Set up Fourier's law of heat conduction and Newton's law of cooling

Fourier's law of heat conduction: \(q = -k\frac{\Delta T}{\Delta x}\) Newton's law of cooling: \(q = h(T_g - T_s)\) (T_g - termperature of the hot gases, T_s - termperature of the wood surface)

Equate the heat flow

Equate the heat flow from conduction to convection: \(-k\frac{\Delta T}{\Delta x} = h(T_g - T_s)\)

Apply the boundary conditions

When the wood surface is in contact with the hot gases, the temperature of the wood surface will gradually increase. We need to find the distance from the surface (\(\Delta x\)) where the temperature increases. A good estimation for this distance can be calculated by multiplying the thermal diffusivity (α) with the exposure time (300 s), then taking the square root: \(\Delta x \approx \sqrt{2\alpha t}\)

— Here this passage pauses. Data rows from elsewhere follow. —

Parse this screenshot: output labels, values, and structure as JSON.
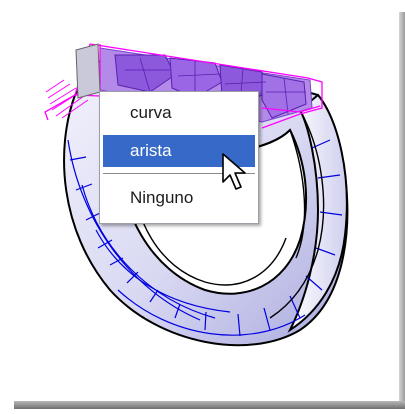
{
  "context_menu": {
    "items": [
      {
        "label": "curva",
        "selected": false
      },
      {
        "label": "arista",
        "selected": true
      },
      {
        "label": "Ninguno",
        "selected": false
      }
    ]
  },
  "colors": {
    "ring_fill": "#dcdcf4",
    "ring_shade": "#a8a8dc",
    "wire_blue": "#0000e0",
    "outline_black": "#000000",
    "selection_magenta": "#ff00ff",
    "gem_purple": "#9a66e6",
    "menu_highlight": "#3769c8"
  },
  "icons": [
    "arrow-cursor-icon"
  ]
}
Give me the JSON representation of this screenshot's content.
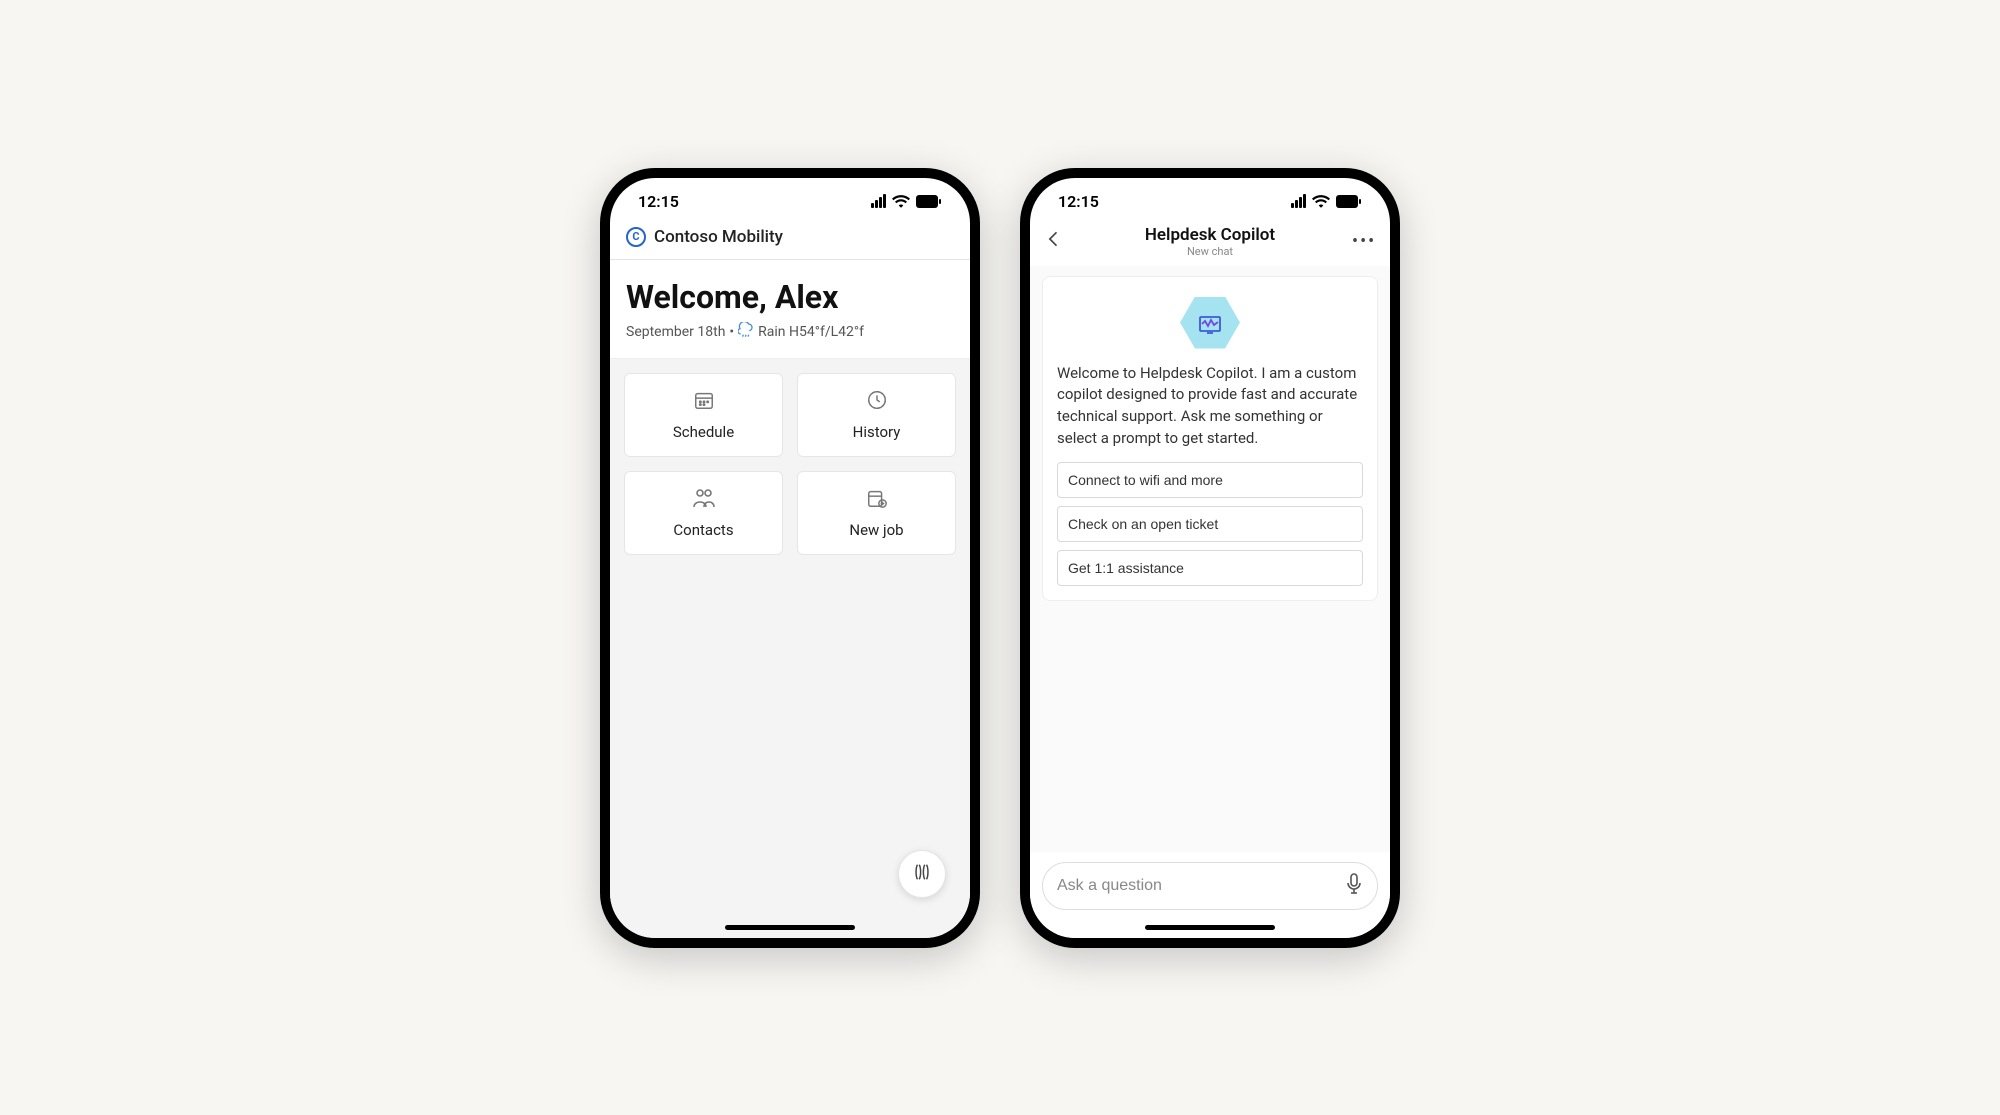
{
  "status": {
    "time": "12:15"
  },
  "phone1": {
    "app_name": "Contoso Mobility",
    "welcome": "Welcome, Alex",
    "date": "September 18th",
    "weather": "Rain H54°f/L42°f",
    "tiles": [
      {
        "label": "Schedule"
      },
      {
        "label": "History"
      },
      {
        "label": "Contacts"
      },
      {
        "label": "New job"
      }
    ]
  },
  "phone2": {
    "title": "Helpdesk Copilot",
    "subtitle": "New chat",
    "welcome_text": "Welcome to Helpdesk Copilot. I am a custom copilot designed to provide fast and accurate technical support. Ask me something or select a prompt to get started.",
    "prompts": [
      "Connect to wifi and more",
      "Check on an open ticket",
      "Get 1:1 assistance"
    ],
    "input_placeholder": "Ask a question"
  }
}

Calculate the distance \(\Delta x\)

Plugging the values of \(\alpha = 1.28 x 10^{-7}\) m²/s and \(t = 300\) s, we get: \(\Delta x \approx \sqrt{2 \times 1.28 \times 10^{-7} \times 300} \approx 1.19 \times 10^{-3}\) m

Calculate temperature at x = \(\Delta x\)

Rearranging the equation mentioned in step 3 in order to find the temperature at distance \(\Delta x\). \(T_s = T_g - \frac{k\Delta T}{h\Delta x}\) Plugging the values \(k=0.17\:W/m·K\), \(T_g = 823\:K\), and \(h=35\:W/m^2·K\), we get: \(T_s = 823 - \frac{0.17\Delta T}{35 \times 1.19 \times 10^{-3}}\)

Evaluate if the temperature exceeds the ignition temperature

Now, we will evaluate if the temperature calculated in step 6 exceeds the ignition temperature of 723 K. Compare \(T_s\) with \(T_{ignition}\): If \(T_s > T_{ignition}\), the wood will ignite. If \(T_s \leq T_{ignition}\), the wood will not ignite. Keep in mind that this calculation is a rough estimation and, in practice, more detailed analysis is recommended for safety concerns. However, this approach provides an excellent starting point to understand if the wood slab is likely to ignite or not.